I was diagnosed with stage III breast cancer at the age of 26. At the time I didn’t know that young women could get breast cancer. I thought that it was an old woman disease. I felt alone, so I searched the web and found another young lady who also had breast cancer. She turned out to be my savior and foundation.
I wasn’t aware of any groups that catered to the needs of young women and I often thought of creating one. I felt that young women my age were being ignored until a couple years later; I met two women who invited me into a group that focused on young women with my disease. While being involved with that group, I began mentoring other young women, telling them my story in the community and volunteering full time. I felt like the young women could easily relate to me because I looked like them; I wasn’t the older lady portrayed in most commercials and on the billboards.
My experiences with that group afforded me with the opportunity to meet many inspiring young women. Some of their stories touched me in a way that I will never forget. The most heartfelt testimonies came from the stage IV breast cancer patients, and I formed a special bond with them. I have walked a few of them from the beginning to the end of their journeys. They have shared their fears, concerns and wishes with me. Each of these relationships has granted me with more strength, power, and an increased purpose…and thus Shay Sharpe’s Pink Wishes was birthed!
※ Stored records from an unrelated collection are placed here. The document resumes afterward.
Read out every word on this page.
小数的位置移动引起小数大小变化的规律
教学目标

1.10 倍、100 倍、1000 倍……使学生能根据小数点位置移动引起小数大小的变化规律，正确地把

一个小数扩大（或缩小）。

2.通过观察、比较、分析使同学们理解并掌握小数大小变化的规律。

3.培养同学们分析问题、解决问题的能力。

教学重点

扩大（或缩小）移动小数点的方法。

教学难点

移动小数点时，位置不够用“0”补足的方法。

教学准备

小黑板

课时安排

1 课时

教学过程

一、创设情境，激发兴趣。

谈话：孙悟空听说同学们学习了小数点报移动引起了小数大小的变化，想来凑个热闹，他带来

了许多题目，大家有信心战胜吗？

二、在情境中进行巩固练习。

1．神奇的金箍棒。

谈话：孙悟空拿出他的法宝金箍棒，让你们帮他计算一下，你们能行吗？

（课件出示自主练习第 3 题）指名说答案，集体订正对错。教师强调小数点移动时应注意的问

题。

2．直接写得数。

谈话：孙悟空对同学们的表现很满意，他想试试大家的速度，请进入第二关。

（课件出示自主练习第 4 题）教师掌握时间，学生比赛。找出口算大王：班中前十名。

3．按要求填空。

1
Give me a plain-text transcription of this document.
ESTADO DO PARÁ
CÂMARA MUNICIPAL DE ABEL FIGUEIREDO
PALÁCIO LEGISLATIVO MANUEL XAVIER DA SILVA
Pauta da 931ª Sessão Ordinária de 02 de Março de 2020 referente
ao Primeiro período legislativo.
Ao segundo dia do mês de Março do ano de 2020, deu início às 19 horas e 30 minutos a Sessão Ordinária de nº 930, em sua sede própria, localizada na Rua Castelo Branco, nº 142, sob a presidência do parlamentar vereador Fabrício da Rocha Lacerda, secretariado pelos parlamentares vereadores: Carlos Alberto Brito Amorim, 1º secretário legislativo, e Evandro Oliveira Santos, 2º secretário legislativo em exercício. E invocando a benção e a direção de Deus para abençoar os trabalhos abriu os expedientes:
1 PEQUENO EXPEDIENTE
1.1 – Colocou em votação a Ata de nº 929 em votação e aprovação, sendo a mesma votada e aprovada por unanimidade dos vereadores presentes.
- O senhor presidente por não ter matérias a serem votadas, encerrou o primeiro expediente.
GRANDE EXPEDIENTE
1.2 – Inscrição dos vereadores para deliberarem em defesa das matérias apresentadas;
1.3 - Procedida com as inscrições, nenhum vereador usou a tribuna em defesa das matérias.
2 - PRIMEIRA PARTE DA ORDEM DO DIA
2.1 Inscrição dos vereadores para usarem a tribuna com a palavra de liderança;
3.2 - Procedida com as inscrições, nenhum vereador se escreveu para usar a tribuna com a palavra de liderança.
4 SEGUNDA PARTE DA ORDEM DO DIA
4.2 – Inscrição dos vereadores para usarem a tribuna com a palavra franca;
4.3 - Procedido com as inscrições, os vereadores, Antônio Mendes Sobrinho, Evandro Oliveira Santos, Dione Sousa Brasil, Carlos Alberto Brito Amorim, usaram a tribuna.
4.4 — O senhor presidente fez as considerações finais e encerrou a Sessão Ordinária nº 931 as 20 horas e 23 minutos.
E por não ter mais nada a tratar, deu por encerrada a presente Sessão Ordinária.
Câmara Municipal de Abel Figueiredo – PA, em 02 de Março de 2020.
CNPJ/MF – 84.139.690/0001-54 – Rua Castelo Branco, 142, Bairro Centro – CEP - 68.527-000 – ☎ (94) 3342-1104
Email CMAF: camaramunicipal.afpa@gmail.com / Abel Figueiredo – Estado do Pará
*In August 2014, at age 36, almost 10 years to the exact day, my breast cancer returned in my left breast 🙁 I found the lump myself, again. I didn’t have to undergo chemo this time, but I did undergo radiation again. I thought this time would be easier, because I knew what to expect. Boy was I wrong. This time was a lot harder! I had my left breast removed again, before starting radiation. I’m tired. I’m fatigued. I’ve gained a ton of weight. I’m in full blown menopause thanks to my oophorectomy, so needless to say, I’m hot too! Next up, plastic surgery, I’ve decided to have my right breast removed too. I will be completely flat chested, no reconstruction.
I am thankful to everyone who helped me make it through, especially Team SSPW! Taking care of SSPW has definitely been the distraction I needed during this tough time. I never stopped granting wishes.